Key Laboratory of Aerospace Information Security and Trusted Computing, Ministry of Education, School of Cyber Science and Engineering, Wuhan University, Wuhan, Hubei, China.
School of Computer Science and Engineering, Wuhan Institute of Technology, Wuhan, Hubei, China.
PLoS One. 2020 Jul 15;15(7):e0235796. doi: 10.1371/journal.pone.0235796. eCollection 2020.

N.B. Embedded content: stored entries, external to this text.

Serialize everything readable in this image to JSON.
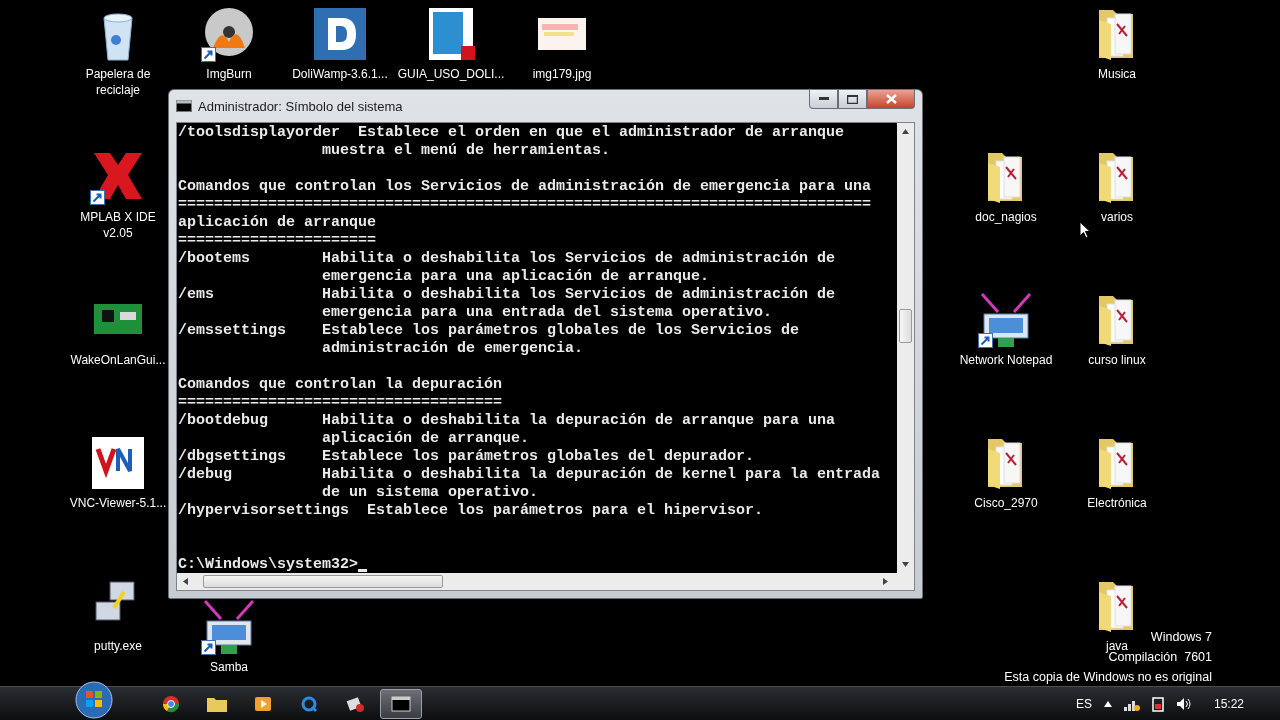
{
  "desktop_icons": [
    {
      "label": "Papelera de reciclaje",
      "kind": "recycle-bin"
    },
    {
      "label": "ImgBurn",
      "kind": "disc",
      "shortcut": true
    },
    {
      "label": "DoliWamp-3.6.1...",
      "kind": "letter-app"
    },
    {
      "label": "GUIA_USO_DOLI...",
      "kind": "pdf"
    },
    {
      "label": "img179.jpg",
      "kind": "image"
    },
    {
      "label": "Musica",
      "kind": "folder"
    },
    {
      "label": "MPLAB X IDE v2.05",
      "kind": "cross-app",
      "shortcut": true
    },
    {
      "label": "doc_nagios",
      "kind": "folder"
    },
    {
      "label": "varios",
      "kind": "folder"
    },
    {
      "label": "WakeOnLanGui...",
      "kind": "board"
    },
    {
      "label": "Network Notepad",
      "kind": "network",
      "shortcut": true
    },
    {
      "label": "curso linux",
      "kind": "folder"
    },
    {
      "label": "VNC-Viewer-5.1...",
      "kind": "vnc"
    },
    {
      "label": "Cisco_2970",
      "kind": "folder"
    },
    {
      "label": "Electrónica",
      "kind": "folder"
    },
    {
      "label": "putty.exe",
      "kind": "terminals"
    },
    {
      "label": "Samba",
      "kind": "network",
      "shortcut": true
    },
    {
      "label": "java",
      "kind": "folder"
    }
  ],
  "window": {
    "title": "Administrador: Símbolo del sistema",
    "console_paragraphs": [
      [
        "/toolsdisplayorder  Establece el orden en que el administrador de arranque",
        "                muestra el menú de herramientas."
      ],
      [
        "Comandos que controlan los Servicios de administración de emergencia para una",
        "=============================================================================",
        "aplicación de arranque",
        "======================",
        "/bootems        Habilita o deshabilita los Servicios de administración de",
        "                emergencia para una aplicación de arranque.",
        "/ems            Habilita o deshabilita los Servicios de administración de",
        "                emergencia para una entrada del sistema operativo.",
        "/emssettings    Establece los parámetros globales de los Servicios de",
        "                administración de emergencia."
      ],
      [
        "Comandos que controlan la depuración",
        "====================================",
        "/bootdebug      Habilita o deshabilita la depuración de arranque para una",
        "                aplicación de arranque.",
        "/dbgsettings    Establece los parámetros globales del depurador.",
        "/debug          Habilita o deshabilita la depuración de kernel para la entrada",
        "                de un sistema operativo.",
        "/hypervisorsettings  Establece los parámetros para el hipervisor."
      ]
    ],
    "prompt": "C:\\Windows\\system32>"
  },
  "watermark_lines": [
    "Windows 7",
    "Compilación  7601",
    "Esta copia de Windows no es original"
  ],
  "taskbar": {
    "apps": [
      {
        "kind": "browser",
        "selected": false
      },
      {
        "kind": "explorer",
        "selected": false
      },
      {
        "kind": "media",
        "selected": false
      },
      {
        "kind": "q-app",
        "selected": false
      },
      {
        "kind": "network-tool",
        "selected": false
      },
      {
        "kind": "console",
        "selected": true
      }
    ],
    "language": "ES",
    "clock": "15:22"
  }
}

Chinese information extraction is traditionally performed in the process of word segmentation, entity recognition, relation extraction and event detection. This pipelined approach suffers from two limitations: 1) It is prone to introduce propagated errors from upstream tasks to subsequent applications; 2) Mutual benefits of cross-task dependencies are hard to be introduced in non-overlapping models. To address these two challenges, we propose a novel transition-based model that jointly performs entity recognition, relation extraction and event detection as a single task. In addition, we incorporate subword-level information into character sequence with the use of a hybrid lattice structure, removing the reliance of external word tokenizers. Results on standard ACE benchmarks show the benefits of the proposed joint model and lattice network, which gives the best result in the literature.
中文信息抽取传统上是在分词、实体识别、关系抽取和事件检测的过程中完成的。这种流水线方法存在两个局限性:1)它容易将上游任务的传播错误引入到后续应用中;2)非重叠模型中很难引入跨任务依赖的相互好处。为了解决这两个挑战,我们提出了一种新的基于转移的模型,将实体识别、关系抽取和事件检测联合作为一个单一的任务。此外,我们还使用混合格结构将子词级信息纳入字符序列,从而消除了对外部单词标记器的依赖。在标准 ACE 基准测试上的结果表明了所提出的联合模型和格网络的优势,这在文献中给出了最好的结果。